2013-02-11, 21:02
|
#29
|
|
Zakorzenienie
Zarejestrowany: 2003-01
Lokalizacja: z daleka
Wiadomości: 34 839
|
Dot.: Lużne rozmowy o bodziakach, czapeczkach i skarpeteczkach.
Cytat:
Napisane przez _vixen_
Ja swojej córki nie stroję, bo jestem leń  I nie podobają mi się wystrojone maluchy, jakoś sztucznie to wygląda.
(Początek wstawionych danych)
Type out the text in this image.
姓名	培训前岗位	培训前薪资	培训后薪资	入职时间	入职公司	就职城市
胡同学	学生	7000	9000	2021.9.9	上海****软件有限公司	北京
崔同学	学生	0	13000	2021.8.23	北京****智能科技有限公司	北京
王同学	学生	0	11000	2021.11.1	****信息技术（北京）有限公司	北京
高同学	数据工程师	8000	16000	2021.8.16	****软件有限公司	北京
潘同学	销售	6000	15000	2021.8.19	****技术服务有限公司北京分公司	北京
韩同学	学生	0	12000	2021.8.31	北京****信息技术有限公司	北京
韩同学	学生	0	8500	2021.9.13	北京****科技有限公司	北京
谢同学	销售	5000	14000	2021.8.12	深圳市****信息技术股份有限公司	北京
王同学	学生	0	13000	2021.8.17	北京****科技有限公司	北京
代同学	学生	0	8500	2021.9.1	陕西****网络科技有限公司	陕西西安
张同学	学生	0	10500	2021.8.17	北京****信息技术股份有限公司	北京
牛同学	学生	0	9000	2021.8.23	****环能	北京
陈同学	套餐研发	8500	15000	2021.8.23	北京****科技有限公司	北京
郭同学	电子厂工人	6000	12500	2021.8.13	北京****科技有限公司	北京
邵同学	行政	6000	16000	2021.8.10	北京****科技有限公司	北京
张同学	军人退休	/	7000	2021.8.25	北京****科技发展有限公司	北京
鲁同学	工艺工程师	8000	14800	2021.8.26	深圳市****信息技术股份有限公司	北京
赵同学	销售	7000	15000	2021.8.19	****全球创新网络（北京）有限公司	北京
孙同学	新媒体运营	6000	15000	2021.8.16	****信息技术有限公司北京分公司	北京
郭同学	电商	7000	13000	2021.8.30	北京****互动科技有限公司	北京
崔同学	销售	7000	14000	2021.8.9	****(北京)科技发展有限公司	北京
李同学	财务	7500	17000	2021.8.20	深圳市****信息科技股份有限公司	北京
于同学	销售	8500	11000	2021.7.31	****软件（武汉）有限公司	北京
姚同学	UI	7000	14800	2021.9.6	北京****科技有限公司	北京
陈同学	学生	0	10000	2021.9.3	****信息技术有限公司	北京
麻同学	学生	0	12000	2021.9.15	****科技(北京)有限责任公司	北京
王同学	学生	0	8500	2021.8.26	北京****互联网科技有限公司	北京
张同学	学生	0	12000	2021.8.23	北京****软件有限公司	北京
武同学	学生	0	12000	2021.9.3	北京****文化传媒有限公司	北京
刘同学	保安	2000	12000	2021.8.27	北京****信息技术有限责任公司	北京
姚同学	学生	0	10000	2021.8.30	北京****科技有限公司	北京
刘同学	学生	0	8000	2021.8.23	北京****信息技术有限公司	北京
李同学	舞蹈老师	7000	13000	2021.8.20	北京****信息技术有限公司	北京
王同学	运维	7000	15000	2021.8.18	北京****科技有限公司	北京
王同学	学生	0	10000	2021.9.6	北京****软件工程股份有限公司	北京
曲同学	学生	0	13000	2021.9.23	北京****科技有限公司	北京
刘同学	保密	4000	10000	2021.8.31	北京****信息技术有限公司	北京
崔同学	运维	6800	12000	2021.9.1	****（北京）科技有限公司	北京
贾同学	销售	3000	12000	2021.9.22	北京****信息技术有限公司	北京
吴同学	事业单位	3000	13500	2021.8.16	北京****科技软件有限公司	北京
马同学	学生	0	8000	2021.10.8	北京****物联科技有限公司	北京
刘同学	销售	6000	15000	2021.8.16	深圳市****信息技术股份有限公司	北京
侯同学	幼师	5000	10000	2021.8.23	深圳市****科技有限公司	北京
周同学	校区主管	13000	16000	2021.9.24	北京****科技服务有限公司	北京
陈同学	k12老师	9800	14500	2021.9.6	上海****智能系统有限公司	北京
Nie lubię zwłaszcza tych idiotycznych opasek z kokardką na głowę, zawsze się zastanawiam, jakim cudem te dzieci tego nie ściągają, bo moja zaraz by to wywaliła.
Babci od strony taty  nie mogę przetłumaczyć, że nie zakładam małej kapci (rozwala mnie to w sumie, kapcie dla raczkującego niemowlaka), bo stópka lepiej pracuje na boso. Ciągle tylko te kapcie i kapcie, nawet kupiła różowe jakieś, leżą w szafie. No nie ma życia bez kapci
A już najlepsze są kreacje na chrzest. Obrzydliwie wyglądają te nieszczęsne niemowlęta w falbanach, jakiś satynach świecących, dziwacznych czapeczkach.
|
Podzielam opinię. 
A jak wdze dziecko w satynie na jakims ślubie to dostaje drgawek-obrzydlistwo.